Tek-Tips is the largest IT community on the Internet today!

Members share and learn making Tek-Tips Forums the best source of peer-reviewed technical information on the Internet!

  • Congratulations Mike Lewis on being selected by the Tek-Tips community for having the most helpful posts in the forums last week. Way to Go!

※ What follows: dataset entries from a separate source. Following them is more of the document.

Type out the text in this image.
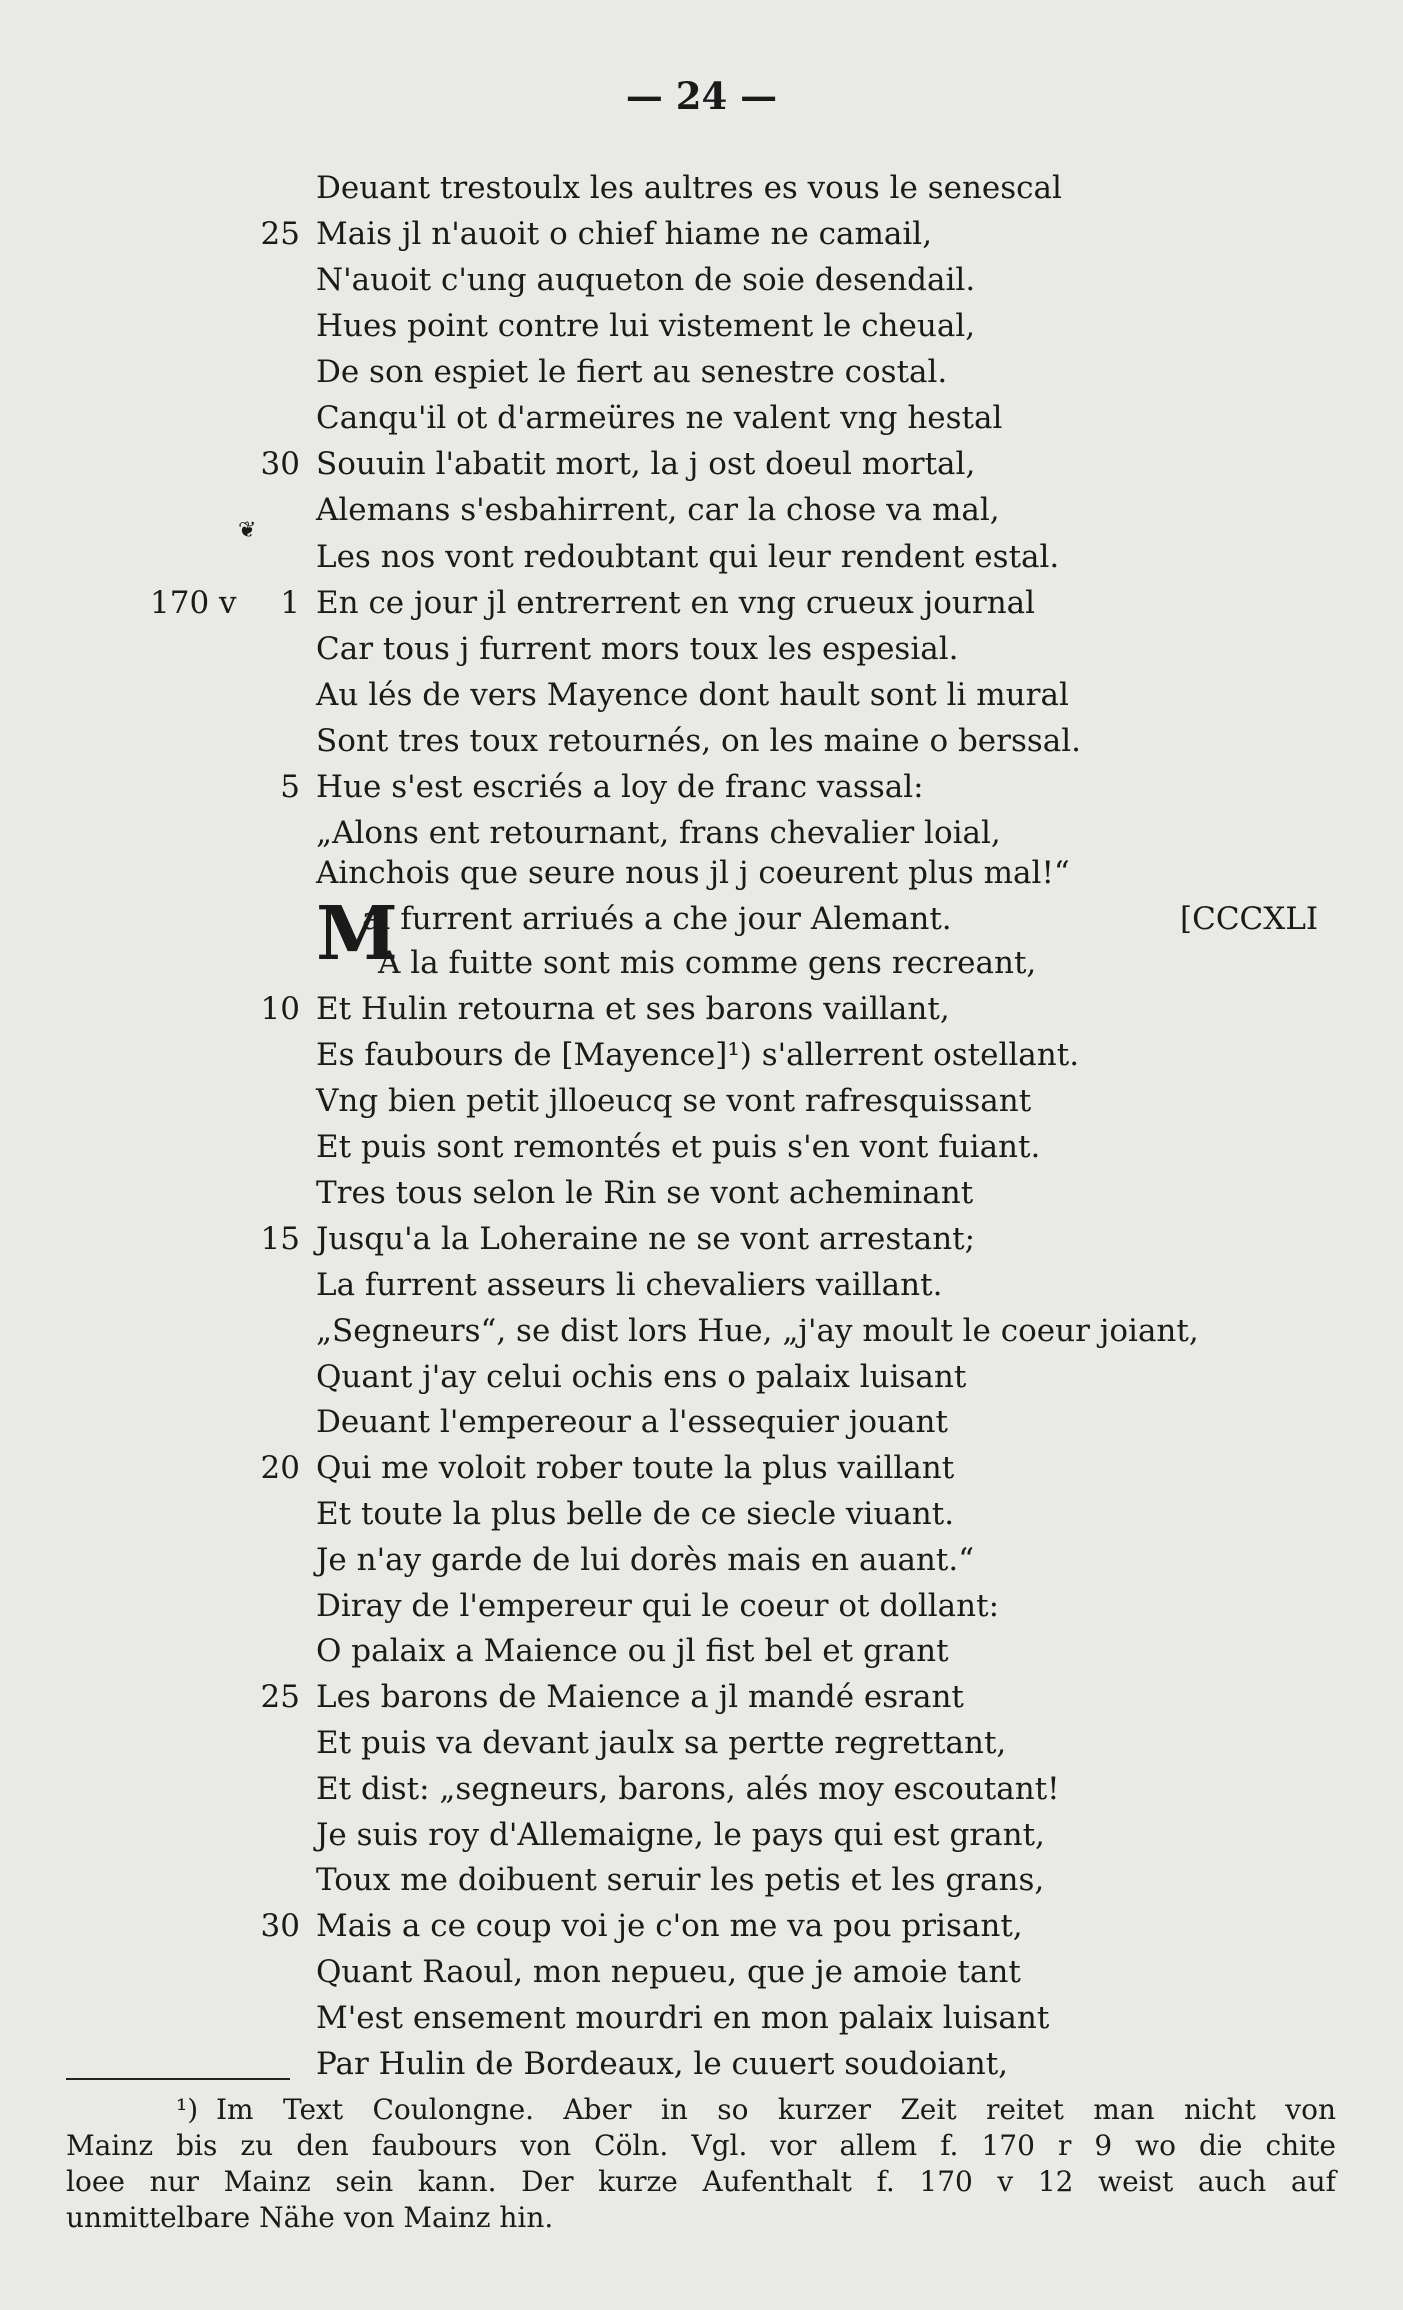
— 24 —
❦
170 v
[CCCXLI
25
30
1
5
10
15
20
25
30
Deuant trestoulx les aultres es vous le senescal
Mais jl n'auoit o chief hiame ne camail,
N'auoit c'ung auqueton de soie desendail.
Hues point contre lui vistement le cheual,
De son espiet le fiert au senestre costal.
Canqu'il ot d'armeüres ne valent vng hestal
Souuin l'abatit mort, la j ost doeul mortal,
Alemans s'esbahirrent, car la chose va mal,
Les nos vont redoubtant qui leur rendent estal.
En ce jour jl entrerrent en vng crueux journal
Car tous j furrent mors toux les espesial.
Au lés de vers Mayence dont hault sont li mural
Sont tres toux retournés, on les maine o berssal.
Hue s'est escriés a loy de franc vassal:
„Alons ent retournant, frans chevalier loial,
Ainchois que seure nous jl j coeurent plus mal!“
M
al furrent arriués a che jour Alemant.
A la fuitte sont mis comme gens recreant,
Et Hulin retourna et ses barons vaillant,
Es faubours de [Mayence]¹) s'allerrent ostellant.
Vng bien petit jlloeucq se vont rafresquissant
Et puis sont remontés et puis s'en vont fuiant.
Tres tous selon le Rin se vont acheminant
Jusqu'a la Loheraine ne se vont arrestant;
La furrent asseurs li chevaliers vaillant.
„Segneurs“, se dist lors Hue, „j'ay moult le coeur joiant,
Quant j'ay celui ochis ens o palaix luisant
Deuant l'empereour a l'essequier jouant
Qui me voloit rober toute la plus vaillant
Et toute la plus belle de ce siecle viuant.
Je n'ay garde de lui dorès mais en auant.“
Diray de l'empereur qui le coeur ot dollant:
O palaix a Maience ou jl fist bel et grant
Les barons de Maience a jl mandé esrant
Et puis va devant jaulx sa pertte regrettant,
Et dist: „segneurs, barons, alés moy escoutant!
Je suis roy d'Allemaigne, le pays qui est grant,
Toux me doibuent seruir les petis et les grans,
Mais a ce coup voi je c'on me va pou prisant,
Quant Raoul, mon nepueu, que je amoie tant
M'est ensement mourdri en mon palaix luisant
Par Hulin de Bordeaux, le cuuert soudoiant,
¹) Im Text Coulongne. Aber in so kurzer Zeit reitet man nicht von
Mainz bis zu den faubours von Cöln. Vgl. vor allem f. 170 r 9 wo die chite
loee nur Mainz sein kann. Der kurze Aufenthalt f. 170 v 12 weist auch auf
unmittelbare Nähe von Mainz hin.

inserting utf-8 csv in sql server 1

Status
Not open for further replies.

fluppe689

Programmer
Jul 11, 2008
75
BE
Dear Experts,

I Had a problem with inserting a csv file that a got from a unix server in utf-8 into an sql server table with 30 columns all text

I tried is several times with a bulk insert instruction but that did not work

There were twoo problems : text was utf-8 and eof line was only LF
Column delimiter is ;

So i made this simple code for a class

this.tb_tekst.value = "Leads"
this.tb_tijd.value=time()

sql = "select * FROM " + m.y_db1 + "f_par "
retcode = SQLEXEC(handle,sql,"t_par")
IF retcode > 0
SELECT t_par
GO top
m.xxextdir = T_par.extdir
m.xxprogdir = T_par.progdir
SET defau TO &xxextdir
gnextern = ADIR(gaDatabase, '*.csv')
FOR nCount = 1 TO gnextern
m.bestand = "\\server02\data\merlijn\aanvragen\" + gaDatabase(nCount,1)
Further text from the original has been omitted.